Monitoring and tracing
IPFS Cluster can expose a Prometheus endpoint for metric-scraping and can also submit code tracing information to Jaeger.
These are configured in the observations
section of the configuration and can be enabled from there, or by starting a cluster peer with:
ipfs-cluster-service daemon --stats --tracing
Apart from all go-specific metrics, cluster exports some metrics to track the current state of the cluster peer, these can be quickly inspected with curl 'http://127.0.0.1:8888/metrics | grep cluster
, and include the total number of pins, the number of items queued etc.
Development setup for tracing and metrics
The following section shows how to:
- Configure and run Jaeger and Prometheus services locally using Docker
- Configure IPFS Cluster to send traces to Jaeger and metrics to Prometheus
Jaeger
First, pull down the Jaeger all-in-one image:
$ docker pull jaegertracing/all-in-one:1.9
Once the image has been downloaded, run the image with the following configuration:
$ docker run -d --name jaeger \
-e COLLECTOR_ZIPKIN_HTTP_PORT=9411 \
-p 5775:5775/udp \
-p 6831:6831/udp \
-p 6832:6832/udp \
-p 5778:5778 \
-p 16686:16686 \
-p 14268:14268 \
-p 9411:9411 \
jaegertracing/all-in-one:1.9
Of particular note are the following ports on the Jaeger container:
- 6831
is default agent endpoint used by IPFS Cluster
- 16686
exposes the web UI of the Jaeger service, where you can query and search collected traces
Prometheus
To configure Prometheus, we create a prometheus.yml
file, such as the following:
global:
scrape_interval: 15s
evaluation_interval: 15s
scrape_configs:
- job_name: ipfs-cluster-daemon
scrape_interval: 2s
static_configs:
- targets: ['localhost:8888']
The target address specified matches the default address in the metrics configuration in IPFS Cluster, but feel to change it to something more suitable to your environment, just make sure to update your ~/.ipfs-cluster/service.json
to match.
In order to run prometheus, pull the following Docker image:
$ docker pull prom/prometheus
Then run the Prometheus container, making sure to mount the configuration file we just created:
$ docker run --network host -v /tmp/prometheus.yml:/etc/prometheus/prometheus.yml --name promy prom/prometheus
Note that to have Prometheus reach the metrics endpoint exposed by IPFS Cluster, it requires that the container be run on the host’s network, this done via the --network host
flag in the run command above.
IPFS Cluster configuration
Configure the observations
section in the service.json
file as follows:
{
"metrics": {
"enable_stats": true,
"prometheus_endpoint": "/ip4/0.0.0.0/tcp/8888",
"reporting_interval": "2s"
},
"tracing": {
"enable_tracing": true,
"jaeger_agent_endpoint": "/ip4/0.0.0.0/udp/6831",
"sampling_prob": 0.3,
"service_name": "cluster-daemon"
}
}
For local development tracing, it is advised to change the observations.tracing.sampling_prob
to 1
, so that every action in the system is recorded and sent to Jaeger.

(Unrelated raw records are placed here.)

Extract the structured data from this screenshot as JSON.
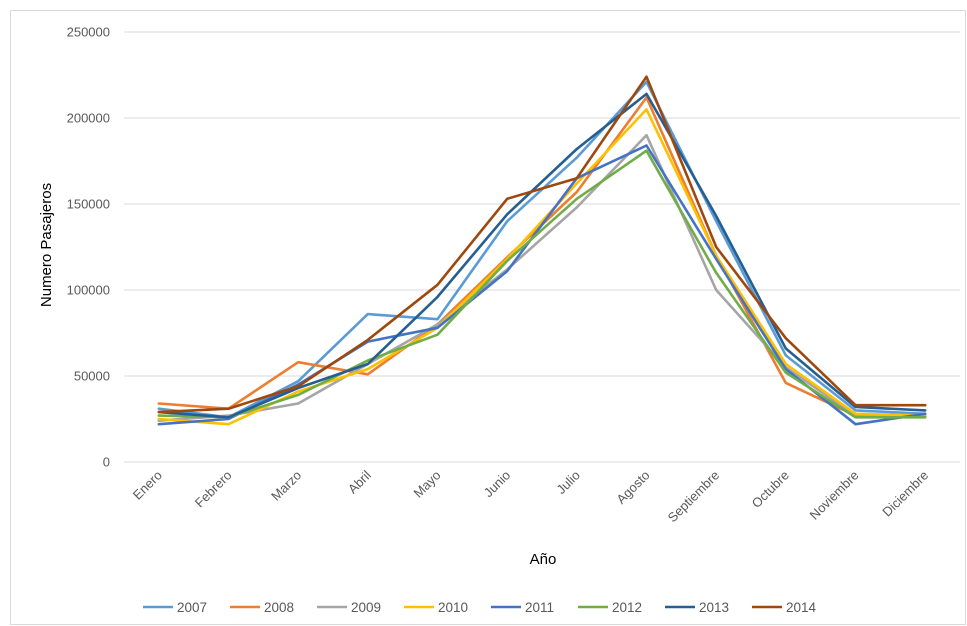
{
  "chart_data": {
    "type": "line",
    "title": "",
    "xlabel": "Año",
    "ylabel": "Numero Pasajeros",
    "ylim": [
      0,
      250000
    ],
    "yticks": [
      0,
      50000,
      100000,
      150000,
      200000,
      250000
    ],
    "ytick_labels": [
      "0",
      "50000",
      "100000",
      "150000",
      "200000",
      "250000"
    ],
    "grid": true,
    "legend": "bottom",
    "categories": [
      "Enero",
      "Febrero",
      "Marzo",
      "Abril",
      "Mayo",
      "Junio",
      "Julio",
      "Agosto",
      "Septiembre",
      "Octubre",
      "Noviembre",
      "Diciembre"
    ],
    "series": [
      {
        "name": "2007",
        "color": "#5b9bd5",
        "values": [
          31000,
          26000,
          47000,
          86000,
          83000,
          140000,
          177000,
          221000,
          140000,
          62000,
          30000,
          28000
        ]
      },
      {
        "name": "2008",
        "color": "#ed7d31",
        "values": [
          34000,
          31000,
          58000,
          51000,
          80000,
          119000,
          157000,
          212000,
          120000,
          46000,
          27000,
          27000
        ]
      },
      {
        "name": "2009",
        "color": "#a5a5a5",
        "values": [
          24000,
          27000,
          34000,
          57000,
          80000,
          112000,
          148000,
          190000,
          100000,
          55000,
          27000,
          27000
        ]
      },
      {
        "name": "2010",
        "color": "#ffc000",
        "values": [
          25000,
          22000,
          41000,
          54000,
          78000,
          118000,
          162000,
          205000,
          120000,
          57000,
          28000,
          27000
        ]
      },
      {
        "name": "2011",
        "color": "#4472c4",
        "values": [
          22000,
          25000,
          45000,
          70000,
          78000,
          111000,
          165000,
          184000,
          118000,
          54000,
          22000,
          28000
        ]
      },
      {
        "name": "2012",
        "color": "#70ad47",
        "values": [
          27000,
          26000,
          39000,
          59000,
          74000,
          117000,
          153000,
          181000,
          110000,
          52000,
          26000,
          26000
        ]
      },
      {
        "name": "2013",
        "color": "#255e91",
        "values": [
          29000,
          26000,
          43000,
          57000,
          96000,
          144000,
          182000,
          214000,
          143000,
          66000,
          32000,
          30000
        ]
      },
      {
        "name": "2014",
        "color": "#9e480e",
        "values": [
          29000,
          31000,
          44000,
          71000,
          103000,
          153000,
          165000,
          224000,
          125000,
          72000,
          33000,
          33000
        ]
      }
    ]
  }
}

Running the cluster peer with the configuration above should provide an endpoint for Prometheus to collect metrics and will push traces to Jaeger.
Once the cluster peer has started, go to http://localhost:9090/targets to confirm that Prometheus has been able to begin scraping metrics from IPFS Cluster.

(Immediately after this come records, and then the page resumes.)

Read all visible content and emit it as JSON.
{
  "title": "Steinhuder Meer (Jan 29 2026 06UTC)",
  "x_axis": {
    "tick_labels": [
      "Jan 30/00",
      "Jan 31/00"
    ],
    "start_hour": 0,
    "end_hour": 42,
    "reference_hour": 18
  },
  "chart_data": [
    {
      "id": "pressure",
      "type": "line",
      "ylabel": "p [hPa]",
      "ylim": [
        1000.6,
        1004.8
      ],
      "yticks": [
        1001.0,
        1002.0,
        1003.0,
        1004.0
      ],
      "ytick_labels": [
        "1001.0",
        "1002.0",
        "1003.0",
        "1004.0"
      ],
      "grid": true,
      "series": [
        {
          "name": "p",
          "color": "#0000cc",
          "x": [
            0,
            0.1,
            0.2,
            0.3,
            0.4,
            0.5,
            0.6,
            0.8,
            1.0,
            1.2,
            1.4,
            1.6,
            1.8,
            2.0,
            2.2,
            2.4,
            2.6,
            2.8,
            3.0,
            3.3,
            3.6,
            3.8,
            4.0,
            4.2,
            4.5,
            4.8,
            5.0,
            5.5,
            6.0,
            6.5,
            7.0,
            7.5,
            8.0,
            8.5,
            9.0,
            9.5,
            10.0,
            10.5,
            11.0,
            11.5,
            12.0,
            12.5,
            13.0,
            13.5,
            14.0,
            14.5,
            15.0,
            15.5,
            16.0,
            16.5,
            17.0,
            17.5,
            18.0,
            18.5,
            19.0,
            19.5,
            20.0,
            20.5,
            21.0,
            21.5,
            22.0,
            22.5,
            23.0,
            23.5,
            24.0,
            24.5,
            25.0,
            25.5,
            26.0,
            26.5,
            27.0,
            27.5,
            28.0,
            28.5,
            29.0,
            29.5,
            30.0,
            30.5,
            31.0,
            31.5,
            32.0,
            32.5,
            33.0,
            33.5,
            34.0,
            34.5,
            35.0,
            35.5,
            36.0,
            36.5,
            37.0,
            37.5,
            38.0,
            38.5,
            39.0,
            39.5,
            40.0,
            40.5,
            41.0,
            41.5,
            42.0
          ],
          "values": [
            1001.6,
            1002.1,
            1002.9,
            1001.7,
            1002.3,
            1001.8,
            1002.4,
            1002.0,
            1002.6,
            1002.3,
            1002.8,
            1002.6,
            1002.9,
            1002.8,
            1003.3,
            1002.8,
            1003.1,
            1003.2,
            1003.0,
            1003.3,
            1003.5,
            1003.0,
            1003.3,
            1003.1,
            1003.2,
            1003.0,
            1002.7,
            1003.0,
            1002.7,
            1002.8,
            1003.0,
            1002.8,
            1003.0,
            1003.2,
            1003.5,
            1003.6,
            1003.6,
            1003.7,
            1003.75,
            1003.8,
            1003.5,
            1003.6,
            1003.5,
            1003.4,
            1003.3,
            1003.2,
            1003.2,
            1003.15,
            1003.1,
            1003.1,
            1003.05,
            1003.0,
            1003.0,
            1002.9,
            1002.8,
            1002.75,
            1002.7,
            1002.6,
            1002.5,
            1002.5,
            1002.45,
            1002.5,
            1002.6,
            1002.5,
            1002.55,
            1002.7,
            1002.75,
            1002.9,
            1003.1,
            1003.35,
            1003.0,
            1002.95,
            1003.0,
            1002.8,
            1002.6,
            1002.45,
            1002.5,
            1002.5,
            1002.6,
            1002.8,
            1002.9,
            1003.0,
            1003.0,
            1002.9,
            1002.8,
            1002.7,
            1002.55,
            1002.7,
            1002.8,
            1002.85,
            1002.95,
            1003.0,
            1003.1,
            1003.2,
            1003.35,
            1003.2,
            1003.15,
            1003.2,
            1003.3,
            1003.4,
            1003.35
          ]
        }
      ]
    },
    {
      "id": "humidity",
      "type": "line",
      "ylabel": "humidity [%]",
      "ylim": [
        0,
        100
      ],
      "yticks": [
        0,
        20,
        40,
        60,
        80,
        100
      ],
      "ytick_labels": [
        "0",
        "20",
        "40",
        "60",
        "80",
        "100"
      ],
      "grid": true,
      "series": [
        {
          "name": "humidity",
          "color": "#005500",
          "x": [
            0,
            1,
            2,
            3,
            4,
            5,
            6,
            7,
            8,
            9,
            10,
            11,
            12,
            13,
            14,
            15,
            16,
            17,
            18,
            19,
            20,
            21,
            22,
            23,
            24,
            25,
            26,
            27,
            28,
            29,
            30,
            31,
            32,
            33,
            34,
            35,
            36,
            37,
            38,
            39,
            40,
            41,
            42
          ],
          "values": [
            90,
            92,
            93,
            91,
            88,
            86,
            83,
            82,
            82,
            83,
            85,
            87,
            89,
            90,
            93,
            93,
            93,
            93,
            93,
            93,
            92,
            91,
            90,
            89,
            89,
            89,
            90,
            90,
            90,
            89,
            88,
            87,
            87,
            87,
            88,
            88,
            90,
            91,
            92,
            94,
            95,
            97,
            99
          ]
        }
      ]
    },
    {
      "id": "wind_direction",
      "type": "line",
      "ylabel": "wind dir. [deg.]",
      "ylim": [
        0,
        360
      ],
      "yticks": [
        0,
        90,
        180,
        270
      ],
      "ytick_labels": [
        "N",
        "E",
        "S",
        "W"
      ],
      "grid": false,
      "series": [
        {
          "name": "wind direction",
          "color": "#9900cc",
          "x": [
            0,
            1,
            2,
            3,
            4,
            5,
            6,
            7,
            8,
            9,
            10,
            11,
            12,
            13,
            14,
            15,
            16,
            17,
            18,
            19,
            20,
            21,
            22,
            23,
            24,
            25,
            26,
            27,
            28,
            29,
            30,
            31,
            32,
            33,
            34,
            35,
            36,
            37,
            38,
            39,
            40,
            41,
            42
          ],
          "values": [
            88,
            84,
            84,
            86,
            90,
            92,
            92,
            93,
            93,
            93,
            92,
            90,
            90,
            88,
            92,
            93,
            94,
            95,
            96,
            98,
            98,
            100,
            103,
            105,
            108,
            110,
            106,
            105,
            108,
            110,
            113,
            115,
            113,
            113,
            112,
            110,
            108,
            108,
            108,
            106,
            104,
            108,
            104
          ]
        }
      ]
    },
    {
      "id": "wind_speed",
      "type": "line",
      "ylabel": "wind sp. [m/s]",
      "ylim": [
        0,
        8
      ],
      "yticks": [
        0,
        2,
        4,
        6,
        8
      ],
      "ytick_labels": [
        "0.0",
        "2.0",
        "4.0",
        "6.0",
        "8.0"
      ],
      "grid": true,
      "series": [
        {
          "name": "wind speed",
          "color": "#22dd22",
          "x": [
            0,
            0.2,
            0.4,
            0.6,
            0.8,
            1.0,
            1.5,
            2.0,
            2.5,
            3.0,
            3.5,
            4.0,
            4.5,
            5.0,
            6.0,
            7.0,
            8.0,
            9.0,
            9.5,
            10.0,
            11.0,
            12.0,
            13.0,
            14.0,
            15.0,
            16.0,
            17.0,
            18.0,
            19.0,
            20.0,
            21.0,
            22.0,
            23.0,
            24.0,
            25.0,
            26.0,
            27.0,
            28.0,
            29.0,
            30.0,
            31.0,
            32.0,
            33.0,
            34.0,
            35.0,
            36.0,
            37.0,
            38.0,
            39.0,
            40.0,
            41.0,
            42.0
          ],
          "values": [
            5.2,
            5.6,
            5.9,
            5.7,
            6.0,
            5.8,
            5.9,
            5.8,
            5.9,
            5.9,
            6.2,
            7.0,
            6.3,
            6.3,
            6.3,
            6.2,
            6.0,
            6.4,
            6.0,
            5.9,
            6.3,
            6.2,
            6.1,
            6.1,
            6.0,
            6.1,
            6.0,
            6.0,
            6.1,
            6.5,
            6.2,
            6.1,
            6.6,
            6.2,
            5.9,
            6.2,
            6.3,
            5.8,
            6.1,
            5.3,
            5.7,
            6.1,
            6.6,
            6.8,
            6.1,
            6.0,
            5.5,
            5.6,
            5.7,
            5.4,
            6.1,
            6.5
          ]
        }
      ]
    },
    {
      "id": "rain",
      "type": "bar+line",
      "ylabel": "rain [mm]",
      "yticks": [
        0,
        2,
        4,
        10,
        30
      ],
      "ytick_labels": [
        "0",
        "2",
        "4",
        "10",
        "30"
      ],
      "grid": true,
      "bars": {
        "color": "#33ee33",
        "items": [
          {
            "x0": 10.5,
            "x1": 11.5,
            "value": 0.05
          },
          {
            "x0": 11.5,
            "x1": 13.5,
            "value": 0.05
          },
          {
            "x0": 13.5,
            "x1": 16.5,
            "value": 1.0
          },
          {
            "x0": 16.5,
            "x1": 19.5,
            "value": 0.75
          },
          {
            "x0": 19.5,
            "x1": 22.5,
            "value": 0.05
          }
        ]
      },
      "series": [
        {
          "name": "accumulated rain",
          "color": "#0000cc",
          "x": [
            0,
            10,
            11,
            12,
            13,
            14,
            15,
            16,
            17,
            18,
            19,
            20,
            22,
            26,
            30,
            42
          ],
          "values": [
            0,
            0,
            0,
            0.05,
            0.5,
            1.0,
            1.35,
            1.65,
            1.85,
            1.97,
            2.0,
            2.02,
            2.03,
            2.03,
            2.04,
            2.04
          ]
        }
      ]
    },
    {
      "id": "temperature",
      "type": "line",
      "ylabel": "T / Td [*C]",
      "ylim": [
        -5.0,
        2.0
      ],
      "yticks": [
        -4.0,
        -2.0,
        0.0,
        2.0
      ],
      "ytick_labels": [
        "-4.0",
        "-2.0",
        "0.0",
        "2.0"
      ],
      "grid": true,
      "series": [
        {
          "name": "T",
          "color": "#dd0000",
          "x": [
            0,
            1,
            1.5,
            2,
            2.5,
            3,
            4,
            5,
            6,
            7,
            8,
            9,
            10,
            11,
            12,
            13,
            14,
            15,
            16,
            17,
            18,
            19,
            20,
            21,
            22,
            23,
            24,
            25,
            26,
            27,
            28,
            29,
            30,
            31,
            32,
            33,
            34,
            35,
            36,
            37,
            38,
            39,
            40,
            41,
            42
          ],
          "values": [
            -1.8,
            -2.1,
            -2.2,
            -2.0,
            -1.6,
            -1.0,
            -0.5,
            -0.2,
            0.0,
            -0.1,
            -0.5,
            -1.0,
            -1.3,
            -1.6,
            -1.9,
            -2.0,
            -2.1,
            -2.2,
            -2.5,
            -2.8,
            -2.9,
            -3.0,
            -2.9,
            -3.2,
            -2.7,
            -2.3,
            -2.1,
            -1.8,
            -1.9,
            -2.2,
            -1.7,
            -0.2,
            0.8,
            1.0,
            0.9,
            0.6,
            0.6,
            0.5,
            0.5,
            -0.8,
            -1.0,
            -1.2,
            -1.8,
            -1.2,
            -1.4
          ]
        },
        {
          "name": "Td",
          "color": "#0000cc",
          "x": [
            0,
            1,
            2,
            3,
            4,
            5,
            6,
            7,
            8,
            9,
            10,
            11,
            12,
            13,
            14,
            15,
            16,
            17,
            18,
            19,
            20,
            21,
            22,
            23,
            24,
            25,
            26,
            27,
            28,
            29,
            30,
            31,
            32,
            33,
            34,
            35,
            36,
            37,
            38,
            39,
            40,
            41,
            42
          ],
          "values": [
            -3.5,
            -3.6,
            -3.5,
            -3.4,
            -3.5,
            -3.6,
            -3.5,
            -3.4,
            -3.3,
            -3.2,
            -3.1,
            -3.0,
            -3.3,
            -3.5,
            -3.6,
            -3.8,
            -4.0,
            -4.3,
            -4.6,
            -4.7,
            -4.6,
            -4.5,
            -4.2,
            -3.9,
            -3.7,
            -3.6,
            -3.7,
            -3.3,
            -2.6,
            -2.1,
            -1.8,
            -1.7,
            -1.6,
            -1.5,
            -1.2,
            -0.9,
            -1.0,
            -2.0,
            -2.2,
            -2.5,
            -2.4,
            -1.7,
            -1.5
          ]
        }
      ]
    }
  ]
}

To confirm that tracing is functioning correctly, we will add a file and pin to IPFS Cluster in one step by using the IPFS Cluster add
command and then search for its trace in Jaeger.
$ echo 'test tracing file' > test.file
$ ipfs-cluster-ctl add test.file
Go to https://localhost:16686 and you should see a trace, it may be labeled <trace-without-root-span>
due to an issue with how Jaeger creates/determines root spans, but all the information is still inside. If there is nothing there, give it sometime to flush the traces to the Jaeger Collector as it isn’t instantaneous.
After having run a few commands to get some traces, it is a good time to go check out the graph page of Prometheus, which is prefilled with a histogram of the request latencies of the gorpc
calls between IPFS Cluster components. There are plenty of other metrics configured for collection and they can be found in the drop-down next to the Execute
button.
Hopefully, this tooling enables you to better understand how IPFS Cluster operates and performs.